Dans un deuxième temps, une autre caractéristique contribue à rendre pathétique cet homme pourtant brillant. Elle réside dans son évolution professionnelle et idéologique. En effet, le Edgar "jeune" fait figure de pionnier dans son domaine. En dehors de leur aspect déontologique potentiellement douteux (Etat hyper sécuritaire, entrave à la vie privée), ses idées dépassent les conventions et comme tout visionnaire il demeure incompris. En outre, sa lutte face au terrorisme et à la mafia fait figure de juste motif pour justifier de telles mesures, à tel point qu'il est devient starisé par la population, à l'image de ses apparitions dans des comics ou de l'éloge policière des films au cinéma. Il atteint presque le mythe.
En revanche, le Edgar "vieux" semble dépasser par les événements, comme s'il était resté bloqué à l'affaire Lindbergh, comme si la Prohibition était encore d'actualité. Il parait soudainement vétuste dans ses indignations politiques, notamment lorsqu'il accuse Martin Luther King d'être le pire ennemi de l'Amérique, le nouveau communisme à éradiquer.

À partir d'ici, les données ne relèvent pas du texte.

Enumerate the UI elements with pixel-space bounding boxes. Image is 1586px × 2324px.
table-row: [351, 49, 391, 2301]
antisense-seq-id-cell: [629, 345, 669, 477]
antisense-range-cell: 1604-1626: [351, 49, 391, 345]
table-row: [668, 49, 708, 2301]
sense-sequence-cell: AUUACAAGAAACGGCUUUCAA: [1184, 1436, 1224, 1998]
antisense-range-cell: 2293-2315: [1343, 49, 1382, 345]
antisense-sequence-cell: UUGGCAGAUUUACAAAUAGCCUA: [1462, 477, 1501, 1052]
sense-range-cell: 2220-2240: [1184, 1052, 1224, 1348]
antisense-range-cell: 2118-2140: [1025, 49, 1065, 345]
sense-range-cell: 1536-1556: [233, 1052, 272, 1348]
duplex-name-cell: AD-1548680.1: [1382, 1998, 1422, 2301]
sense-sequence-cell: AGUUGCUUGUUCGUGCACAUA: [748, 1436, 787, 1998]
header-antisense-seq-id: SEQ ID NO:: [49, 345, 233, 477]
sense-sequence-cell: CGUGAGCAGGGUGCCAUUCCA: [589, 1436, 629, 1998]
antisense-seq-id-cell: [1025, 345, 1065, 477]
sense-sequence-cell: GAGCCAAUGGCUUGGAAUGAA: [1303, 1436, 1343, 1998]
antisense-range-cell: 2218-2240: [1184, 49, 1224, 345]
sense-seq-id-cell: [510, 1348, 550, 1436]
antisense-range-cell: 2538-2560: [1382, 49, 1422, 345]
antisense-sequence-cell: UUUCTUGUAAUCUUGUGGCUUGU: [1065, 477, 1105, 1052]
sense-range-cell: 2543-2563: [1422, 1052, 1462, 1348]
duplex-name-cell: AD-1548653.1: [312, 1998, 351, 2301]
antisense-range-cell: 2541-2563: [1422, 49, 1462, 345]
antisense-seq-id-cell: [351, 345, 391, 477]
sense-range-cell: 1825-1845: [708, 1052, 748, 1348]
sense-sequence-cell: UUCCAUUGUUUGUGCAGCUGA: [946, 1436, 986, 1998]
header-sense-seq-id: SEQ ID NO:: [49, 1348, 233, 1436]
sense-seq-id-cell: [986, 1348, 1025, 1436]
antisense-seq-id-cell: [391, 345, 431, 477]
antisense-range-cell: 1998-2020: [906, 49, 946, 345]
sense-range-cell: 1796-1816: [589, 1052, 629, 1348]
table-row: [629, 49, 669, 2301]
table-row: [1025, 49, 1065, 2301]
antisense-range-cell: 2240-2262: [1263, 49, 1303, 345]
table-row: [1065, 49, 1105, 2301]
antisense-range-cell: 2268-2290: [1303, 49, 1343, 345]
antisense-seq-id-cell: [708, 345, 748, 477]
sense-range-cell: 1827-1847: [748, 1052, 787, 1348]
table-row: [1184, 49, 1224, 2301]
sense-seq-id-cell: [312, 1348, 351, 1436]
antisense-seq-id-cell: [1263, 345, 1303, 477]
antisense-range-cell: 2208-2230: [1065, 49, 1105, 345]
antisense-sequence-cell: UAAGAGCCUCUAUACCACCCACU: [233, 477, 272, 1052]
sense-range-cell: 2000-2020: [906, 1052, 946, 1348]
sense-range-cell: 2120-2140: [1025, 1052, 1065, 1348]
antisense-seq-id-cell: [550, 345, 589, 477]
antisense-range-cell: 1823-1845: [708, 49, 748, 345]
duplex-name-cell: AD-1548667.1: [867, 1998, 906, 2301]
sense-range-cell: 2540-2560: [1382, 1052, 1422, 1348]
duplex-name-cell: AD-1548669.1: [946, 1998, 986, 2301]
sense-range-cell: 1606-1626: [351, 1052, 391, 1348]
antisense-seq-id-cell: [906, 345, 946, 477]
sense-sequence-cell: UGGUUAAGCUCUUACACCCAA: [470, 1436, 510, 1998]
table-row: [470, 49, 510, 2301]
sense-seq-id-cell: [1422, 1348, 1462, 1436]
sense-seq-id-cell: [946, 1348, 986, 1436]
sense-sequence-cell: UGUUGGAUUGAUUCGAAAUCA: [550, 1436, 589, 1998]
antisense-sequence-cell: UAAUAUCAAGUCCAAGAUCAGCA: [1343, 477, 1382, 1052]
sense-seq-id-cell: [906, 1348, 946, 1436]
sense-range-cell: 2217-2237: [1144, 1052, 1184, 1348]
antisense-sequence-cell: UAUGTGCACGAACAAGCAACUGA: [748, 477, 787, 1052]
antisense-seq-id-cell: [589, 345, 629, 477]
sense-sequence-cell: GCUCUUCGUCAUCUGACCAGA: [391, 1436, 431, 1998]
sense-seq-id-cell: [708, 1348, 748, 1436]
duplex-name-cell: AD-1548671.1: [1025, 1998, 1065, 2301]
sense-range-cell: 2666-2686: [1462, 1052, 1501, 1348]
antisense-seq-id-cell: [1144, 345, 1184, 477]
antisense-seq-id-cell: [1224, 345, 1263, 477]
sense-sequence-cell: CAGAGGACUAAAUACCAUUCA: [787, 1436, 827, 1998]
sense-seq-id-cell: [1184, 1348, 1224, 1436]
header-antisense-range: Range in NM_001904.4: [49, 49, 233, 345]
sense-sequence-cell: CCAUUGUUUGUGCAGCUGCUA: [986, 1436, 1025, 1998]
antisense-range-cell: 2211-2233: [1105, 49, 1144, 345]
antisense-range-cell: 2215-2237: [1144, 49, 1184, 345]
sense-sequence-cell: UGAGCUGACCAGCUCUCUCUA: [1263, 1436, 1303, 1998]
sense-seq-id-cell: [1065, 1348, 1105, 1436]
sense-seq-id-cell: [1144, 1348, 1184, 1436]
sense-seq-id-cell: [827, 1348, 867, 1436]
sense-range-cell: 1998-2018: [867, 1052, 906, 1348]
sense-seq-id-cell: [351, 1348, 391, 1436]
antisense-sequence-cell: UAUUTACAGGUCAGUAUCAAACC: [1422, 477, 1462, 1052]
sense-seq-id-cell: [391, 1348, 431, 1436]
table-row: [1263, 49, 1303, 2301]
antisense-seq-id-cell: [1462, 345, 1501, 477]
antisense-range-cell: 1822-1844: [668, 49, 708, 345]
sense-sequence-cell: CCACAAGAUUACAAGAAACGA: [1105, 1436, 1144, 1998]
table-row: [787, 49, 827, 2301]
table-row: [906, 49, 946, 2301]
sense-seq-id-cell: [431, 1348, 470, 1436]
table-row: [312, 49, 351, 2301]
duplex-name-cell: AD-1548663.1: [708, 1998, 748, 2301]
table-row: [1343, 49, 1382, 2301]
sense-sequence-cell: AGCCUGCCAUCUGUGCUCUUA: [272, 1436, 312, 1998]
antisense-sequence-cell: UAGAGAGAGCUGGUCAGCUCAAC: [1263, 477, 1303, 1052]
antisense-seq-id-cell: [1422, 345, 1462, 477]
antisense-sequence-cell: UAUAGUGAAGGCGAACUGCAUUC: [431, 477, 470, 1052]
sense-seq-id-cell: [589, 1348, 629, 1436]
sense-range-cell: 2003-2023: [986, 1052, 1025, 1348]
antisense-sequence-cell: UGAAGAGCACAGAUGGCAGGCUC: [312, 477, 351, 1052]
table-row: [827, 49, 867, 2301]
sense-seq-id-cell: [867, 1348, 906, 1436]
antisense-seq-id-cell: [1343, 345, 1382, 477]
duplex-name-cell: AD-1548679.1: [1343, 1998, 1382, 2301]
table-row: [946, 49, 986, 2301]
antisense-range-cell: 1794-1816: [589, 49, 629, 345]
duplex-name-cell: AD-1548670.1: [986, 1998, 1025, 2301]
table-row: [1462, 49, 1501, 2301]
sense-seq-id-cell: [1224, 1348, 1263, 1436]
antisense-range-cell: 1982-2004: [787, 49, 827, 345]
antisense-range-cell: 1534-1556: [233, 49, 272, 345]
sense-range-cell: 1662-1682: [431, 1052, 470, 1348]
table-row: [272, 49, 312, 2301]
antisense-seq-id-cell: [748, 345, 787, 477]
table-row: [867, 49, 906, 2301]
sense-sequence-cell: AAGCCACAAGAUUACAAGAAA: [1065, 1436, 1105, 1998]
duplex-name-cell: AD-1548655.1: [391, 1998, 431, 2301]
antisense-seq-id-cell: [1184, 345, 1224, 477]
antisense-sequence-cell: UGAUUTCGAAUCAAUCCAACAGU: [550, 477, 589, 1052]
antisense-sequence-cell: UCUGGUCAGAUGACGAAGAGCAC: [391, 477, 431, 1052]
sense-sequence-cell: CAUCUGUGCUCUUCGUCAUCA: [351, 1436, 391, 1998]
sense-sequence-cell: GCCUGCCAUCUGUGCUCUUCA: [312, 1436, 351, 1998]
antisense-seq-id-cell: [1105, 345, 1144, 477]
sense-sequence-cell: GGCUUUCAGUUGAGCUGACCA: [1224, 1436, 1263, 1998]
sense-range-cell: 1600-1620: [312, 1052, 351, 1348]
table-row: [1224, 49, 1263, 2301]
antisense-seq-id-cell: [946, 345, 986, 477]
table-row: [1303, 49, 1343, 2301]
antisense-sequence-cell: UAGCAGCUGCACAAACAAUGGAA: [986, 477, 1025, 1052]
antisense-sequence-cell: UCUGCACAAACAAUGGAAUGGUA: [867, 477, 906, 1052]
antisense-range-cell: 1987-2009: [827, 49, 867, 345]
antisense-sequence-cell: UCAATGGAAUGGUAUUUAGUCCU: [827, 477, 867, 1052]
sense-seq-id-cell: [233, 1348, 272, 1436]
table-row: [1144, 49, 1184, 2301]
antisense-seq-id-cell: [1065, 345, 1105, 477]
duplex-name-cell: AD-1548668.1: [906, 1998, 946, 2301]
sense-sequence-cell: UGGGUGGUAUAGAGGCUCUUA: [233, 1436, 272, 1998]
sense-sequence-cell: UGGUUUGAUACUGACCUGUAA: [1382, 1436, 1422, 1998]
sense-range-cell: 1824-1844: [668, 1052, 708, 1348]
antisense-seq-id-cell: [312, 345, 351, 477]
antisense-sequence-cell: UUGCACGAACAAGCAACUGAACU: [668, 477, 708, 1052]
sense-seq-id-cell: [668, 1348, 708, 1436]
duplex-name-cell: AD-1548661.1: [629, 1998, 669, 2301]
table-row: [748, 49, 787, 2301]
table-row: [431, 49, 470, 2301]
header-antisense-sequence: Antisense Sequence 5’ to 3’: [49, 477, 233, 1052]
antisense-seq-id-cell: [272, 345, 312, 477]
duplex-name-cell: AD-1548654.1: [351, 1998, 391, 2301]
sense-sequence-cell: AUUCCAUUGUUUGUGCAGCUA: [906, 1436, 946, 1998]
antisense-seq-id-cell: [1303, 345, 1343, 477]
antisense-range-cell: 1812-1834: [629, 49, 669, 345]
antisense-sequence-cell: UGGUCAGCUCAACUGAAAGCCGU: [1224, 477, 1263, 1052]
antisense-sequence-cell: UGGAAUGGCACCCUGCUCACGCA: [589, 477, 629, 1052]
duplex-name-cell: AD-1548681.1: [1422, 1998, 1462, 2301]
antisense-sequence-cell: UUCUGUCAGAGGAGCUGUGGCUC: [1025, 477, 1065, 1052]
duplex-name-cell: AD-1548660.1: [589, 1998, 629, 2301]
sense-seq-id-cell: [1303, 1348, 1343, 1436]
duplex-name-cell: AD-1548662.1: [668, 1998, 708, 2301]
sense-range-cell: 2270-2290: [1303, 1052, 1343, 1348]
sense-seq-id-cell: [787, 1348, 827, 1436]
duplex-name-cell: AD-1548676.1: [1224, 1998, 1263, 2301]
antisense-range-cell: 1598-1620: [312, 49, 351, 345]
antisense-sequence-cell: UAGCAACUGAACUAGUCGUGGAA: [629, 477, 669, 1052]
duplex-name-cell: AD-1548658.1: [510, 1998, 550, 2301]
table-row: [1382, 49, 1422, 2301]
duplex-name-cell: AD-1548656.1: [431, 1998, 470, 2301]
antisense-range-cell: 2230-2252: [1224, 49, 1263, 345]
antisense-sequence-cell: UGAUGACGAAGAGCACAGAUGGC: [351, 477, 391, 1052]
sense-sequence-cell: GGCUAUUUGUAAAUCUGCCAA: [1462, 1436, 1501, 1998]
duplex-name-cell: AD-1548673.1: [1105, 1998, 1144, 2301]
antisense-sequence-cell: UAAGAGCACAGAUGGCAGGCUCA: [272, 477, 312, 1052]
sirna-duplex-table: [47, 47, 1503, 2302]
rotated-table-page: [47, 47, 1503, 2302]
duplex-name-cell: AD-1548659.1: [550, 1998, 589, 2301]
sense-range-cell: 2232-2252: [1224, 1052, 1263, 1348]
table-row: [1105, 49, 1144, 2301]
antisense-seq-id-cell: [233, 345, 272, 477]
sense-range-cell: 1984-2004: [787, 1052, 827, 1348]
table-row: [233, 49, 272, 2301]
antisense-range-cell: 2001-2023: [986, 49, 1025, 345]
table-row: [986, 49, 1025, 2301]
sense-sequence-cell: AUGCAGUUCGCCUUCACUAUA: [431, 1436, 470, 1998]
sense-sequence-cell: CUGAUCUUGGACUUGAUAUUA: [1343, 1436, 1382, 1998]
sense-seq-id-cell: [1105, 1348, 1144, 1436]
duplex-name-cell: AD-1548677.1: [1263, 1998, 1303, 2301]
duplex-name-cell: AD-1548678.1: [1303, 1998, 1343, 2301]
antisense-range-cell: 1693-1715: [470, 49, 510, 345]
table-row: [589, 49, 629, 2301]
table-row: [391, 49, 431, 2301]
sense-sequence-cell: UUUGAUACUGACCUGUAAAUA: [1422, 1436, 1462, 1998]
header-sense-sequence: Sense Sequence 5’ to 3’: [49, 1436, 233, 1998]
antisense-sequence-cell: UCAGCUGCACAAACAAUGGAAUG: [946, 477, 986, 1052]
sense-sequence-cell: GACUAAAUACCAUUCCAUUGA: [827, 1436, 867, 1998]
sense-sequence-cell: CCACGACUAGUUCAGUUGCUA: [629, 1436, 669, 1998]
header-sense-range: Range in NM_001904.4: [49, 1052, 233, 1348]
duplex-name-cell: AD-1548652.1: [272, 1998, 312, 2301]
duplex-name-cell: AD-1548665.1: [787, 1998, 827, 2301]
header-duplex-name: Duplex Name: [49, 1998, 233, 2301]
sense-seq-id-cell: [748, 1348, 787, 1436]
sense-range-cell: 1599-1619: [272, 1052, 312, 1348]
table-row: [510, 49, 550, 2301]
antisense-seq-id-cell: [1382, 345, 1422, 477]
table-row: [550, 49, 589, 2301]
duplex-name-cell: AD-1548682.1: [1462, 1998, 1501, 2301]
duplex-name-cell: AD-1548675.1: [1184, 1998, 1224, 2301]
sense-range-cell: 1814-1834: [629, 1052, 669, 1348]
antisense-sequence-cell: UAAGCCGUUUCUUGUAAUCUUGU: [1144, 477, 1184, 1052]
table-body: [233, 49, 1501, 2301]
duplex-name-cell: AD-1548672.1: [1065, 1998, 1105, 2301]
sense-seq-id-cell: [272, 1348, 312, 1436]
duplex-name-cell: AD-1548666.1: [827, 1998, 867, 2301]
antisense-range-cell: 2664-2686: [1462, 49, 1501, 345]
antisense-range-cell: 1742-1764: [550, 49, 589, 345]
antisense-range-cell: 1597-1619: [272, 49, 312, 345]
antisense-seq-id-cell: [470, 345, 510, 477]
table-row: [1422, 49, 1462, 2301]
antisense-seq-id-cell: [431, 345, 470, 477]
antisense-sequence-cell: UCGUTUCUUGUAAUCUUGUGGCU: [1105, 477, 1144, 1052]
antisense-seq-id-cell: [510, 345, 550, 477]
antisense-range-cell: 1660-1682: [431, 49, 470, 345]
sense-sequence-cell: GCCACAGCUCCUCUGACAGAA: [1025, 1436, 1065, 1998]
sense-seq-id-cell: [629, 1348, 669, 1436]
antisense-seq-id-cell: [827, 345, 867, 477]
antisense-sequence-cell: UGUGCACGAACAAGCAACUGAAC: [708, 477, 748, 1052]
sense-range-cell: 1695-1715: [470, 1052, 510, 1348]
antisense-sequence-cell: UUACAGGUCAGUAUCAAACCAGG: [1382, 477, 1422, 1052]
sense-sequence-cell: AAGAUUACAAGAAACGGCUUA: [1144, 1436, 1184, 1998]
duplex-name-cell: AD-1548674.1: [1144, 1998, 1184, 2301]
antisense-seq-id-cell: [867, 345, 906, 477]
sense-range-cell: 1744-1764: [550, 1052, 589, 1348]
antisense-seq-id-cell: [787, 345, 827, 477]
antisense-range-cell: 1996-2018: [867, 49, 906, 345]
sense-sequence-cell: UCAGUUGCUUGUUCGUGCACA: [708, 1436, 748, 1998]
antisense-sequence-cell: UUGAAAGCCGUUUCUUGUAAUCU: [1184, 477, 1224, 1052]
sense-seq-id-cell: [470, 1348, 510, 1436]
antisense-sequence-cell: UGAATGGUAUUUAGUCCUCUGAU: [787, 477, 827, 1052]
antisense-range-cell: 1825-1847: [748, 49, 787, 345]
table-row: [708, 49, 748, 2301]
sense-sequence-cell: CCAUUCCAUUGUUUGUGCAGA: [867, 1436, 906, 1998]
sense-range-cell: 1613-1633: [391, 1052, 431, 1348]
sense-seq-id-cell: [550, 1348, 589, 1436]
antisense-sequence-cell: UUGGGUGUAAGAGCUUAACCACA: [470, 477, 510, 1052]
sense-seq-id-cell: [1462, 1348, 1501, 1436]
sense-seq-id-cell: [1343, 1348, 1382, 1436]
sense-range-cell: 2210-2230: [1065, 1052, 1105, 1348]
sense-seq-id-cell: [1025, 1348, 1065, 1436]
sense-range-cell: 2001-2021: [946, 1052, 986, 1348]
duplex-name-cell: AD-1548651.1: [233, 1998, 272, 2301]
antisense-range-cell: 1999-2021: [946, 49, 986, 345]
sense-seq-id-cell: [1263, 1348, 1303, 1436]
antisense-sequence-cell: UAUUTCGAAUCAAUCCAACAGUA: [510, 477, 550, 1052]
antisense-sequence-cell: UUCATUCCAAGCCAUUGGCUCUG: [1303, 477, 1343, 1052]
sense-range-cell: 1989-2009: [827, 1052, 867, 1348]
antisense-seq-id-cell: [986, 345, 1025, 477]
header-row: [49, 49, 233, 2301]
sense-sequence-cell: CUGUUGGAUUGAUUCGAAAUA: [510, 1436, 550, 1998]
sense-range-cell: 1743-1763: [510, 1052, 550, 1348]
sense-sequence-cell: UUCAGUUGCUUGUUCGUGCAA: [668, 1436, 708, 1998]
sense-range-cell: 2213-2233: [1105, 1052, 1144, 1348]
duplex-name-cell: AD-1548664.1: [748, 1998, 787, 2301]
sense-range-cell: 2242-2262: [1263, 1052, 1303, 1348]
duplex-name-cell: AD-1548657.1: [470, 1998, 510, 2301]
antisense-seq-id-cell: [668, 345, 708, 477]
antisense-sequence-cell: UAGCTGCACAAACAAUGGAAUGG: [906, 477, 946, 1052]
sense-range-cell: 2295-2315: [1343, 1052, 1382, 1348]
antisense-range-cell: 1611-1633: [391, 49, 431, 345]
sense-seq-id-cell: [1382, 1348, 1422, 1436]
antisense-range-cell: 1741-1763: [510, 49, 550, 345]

Edgar est d'autant plus piteux que
sa mort n'a rien de digne. Il gît nu sur la carpette au pied de son lit, pâle et bedonnant tel un vieillard décrépi. On apprend également que les exploits dont il a été l'auteur à l'écran, sont en grande partie inventés dans le but de dorer une image jamais assez belle pour lui.
Par conséquent, le scénario de J. Edgar écrit par Dustin Lance Black, déjà scénariste de Harvey Milk, est certainement le gros point fort du film et pousse Eatswood à la sobriété pour cette histoire extrêmement éloquente.
Je pose malgré tout quelques réserves quant à l'esthétique travaillée par Clint avec Tom Stern, son chef-opérateur, dont le fameux "noir informe" laisse froid. De même concernant les compositions écrites également par Eastwood, d'une banalité affligeante. Les petites notes de panio disséminées par-ci par-là, j'en ai ma claque. Par ailleurs, l'absence de Di Caprio parmi les nominés aux oscars pour le meilleur rôle principal est regrettable.